The bottom line was a useful concept; narrow a race to four contenders, throw out the two most likely winners, and bet both of the remaining two to win.
Good Luck

shoelessjoe
11-05-2005, 10:14 PM
Thanks for the response I had heard of Ultra Scan but wasnt sure what it was.

Dick Schmidt
11-06-2005, 03:23 AM
Traynor,


Though UltraScan was a truly weird program, adding percentages and velocity figs and dividing the result, but the sort was correct in every version I ever saw. I know it was correct for the PC because I wrote it, translating from the Sharp handheld. The Sharp also works correctly. I'm sure there are some old versions out there that contain errors, as Doc created the first version on the Z-80 computer, but errors were corrected long ago.

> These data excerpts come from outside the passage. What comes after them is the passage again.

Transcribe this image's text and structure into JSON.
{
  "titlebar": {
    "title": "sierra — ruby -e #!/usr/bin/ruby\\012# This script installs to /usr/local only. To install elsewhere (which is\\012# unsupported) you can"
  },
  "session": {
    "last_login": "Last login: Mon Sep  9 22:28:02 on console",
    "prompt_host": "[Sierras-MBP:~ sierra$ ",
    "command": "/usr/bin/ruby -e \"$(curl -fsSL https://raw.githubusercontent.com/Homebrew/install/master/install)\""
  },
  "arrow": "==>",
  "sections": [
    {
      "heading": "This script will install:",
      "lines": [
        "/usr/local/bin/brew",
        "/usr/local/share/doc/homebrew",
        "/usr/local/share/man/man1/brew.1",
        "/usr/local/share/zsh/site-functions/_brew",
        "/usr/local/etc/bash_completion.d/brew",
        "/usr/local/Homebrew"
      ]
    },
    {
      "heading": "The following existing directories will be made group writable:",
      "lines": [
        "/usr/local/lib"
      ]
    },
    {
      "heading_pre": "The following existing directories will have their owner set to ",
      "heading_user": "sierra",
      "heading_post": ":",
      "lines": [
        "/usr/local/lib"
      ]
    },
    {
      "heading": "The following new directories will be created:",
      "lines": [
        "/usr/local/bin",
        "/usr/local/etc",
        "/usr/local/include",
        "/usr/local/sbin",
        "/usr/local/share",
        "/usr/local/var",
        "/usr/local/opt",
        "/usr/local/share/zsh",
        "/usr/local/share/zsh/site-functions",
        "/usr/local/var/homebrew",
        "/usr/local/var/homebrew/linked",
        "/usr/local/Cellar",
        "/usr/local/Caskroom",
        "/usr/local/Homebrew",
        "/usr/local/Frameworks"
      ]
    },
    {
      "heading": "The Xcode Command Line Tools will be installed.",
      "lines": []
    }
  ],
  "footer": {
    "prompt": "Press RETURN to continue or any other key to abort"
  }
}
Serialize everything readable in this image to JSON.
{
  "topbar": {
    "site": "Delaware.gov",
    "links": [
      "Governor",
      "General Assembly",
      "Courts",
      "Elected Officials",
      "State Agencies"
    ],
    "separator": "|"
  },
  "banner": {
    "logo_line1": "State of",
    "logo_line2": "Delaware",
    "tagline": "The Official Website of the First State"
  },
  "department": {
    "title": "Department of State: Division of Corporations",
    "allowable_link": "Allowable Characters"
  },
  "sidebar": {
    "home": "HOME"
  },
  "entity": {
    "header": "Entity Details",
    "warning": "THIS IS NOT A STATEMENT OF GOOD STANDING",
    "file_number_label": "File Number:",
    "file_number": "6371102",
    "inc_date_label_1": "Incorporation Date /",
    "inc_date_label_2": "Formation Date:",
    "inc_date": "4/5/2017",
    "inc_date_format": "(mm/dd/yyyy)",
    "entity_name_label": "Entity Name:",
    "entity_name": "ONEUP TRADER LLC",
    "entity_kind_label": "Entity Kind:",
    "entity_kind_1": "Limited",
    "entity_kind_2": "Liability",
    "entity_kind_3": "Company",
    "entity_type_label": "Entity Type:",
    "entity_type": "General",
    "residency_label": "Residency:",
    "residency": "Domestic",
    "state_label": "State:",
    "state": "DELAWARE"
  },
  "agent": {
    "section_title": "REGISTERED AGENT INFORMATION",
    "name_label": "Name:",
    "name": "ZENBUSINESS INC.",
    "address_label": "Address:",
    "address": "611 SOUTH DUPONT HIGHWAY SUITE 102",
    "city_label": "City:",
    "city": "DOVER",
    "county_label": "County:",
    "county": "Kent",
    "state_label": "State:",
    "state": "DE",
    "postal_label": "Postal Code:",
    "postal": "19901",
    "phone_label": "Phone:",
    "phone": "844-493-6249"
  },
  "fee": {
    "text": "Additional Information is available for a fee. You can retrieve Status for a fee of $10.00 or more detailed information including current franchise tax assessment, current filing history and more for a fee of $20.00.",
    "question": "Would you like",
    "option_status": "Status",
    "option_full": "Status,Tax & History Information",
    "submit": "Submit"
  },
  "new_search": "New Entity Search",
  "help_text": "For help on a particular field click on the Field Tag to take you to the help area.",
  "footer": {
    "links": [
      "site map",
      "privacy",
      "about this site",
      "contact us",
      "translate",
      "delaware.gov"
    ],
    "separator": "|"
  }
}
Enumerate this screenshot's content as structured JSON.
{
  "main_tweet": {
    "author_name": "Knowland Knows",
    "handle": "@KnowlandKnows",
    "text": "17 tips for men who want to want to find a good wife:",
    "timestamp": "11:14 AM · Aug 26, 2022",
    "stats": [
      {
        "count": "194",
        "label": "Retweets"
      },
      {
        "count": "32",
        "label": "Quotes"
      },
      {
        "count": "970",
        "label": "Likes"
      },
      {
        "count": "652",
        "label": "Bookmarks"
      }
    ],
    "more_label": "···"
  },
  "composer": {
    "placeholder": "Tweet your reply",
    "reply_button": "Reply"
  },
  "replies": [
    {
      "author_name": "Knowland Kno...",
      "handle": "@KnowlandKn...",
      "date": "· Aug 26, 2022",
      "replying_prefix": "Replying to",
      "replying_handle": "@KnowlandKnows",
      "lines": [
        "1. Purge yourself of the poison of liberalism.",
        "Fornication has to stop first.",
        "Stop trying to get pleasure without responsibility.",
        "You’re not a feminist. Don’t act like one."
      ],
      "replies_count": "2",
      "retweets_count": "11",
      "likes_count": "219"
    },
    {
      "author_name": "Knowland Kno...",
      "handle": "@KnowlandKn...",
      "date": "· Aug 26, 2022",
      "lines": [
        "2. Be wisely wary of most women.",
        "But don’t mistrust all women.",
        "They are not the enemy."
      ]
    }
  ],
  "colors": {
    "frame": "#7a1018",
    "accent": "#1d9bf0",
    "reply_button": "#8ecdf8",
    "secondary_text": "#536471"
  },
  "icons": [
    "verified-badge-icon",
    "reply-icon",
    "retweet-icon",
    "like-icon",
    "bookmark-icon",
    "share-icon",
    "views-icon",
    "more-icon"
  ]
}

Anyway, the story Doc told was that he created UltraScan for a particularly obnoxious client who demanded a program that would catch huge longshots. Turned out it worked on other horses as well. The UltraScan algorithm was at the heart of every other program PIRCO developed after that: such as Energy, Thoromation et al. Doc used to joke that people wouldn't buy UltraScan for $79 so he sold it to them as Energy for $200.

I tried it a bit in England with the wild and happy mix of tracks and distances they have and it worked well. It was just way to difficult to gather the data (times) needed.


Dick


Freud's 23rd law: ideas endure and prosper in inverse proportion to their soundness and validity.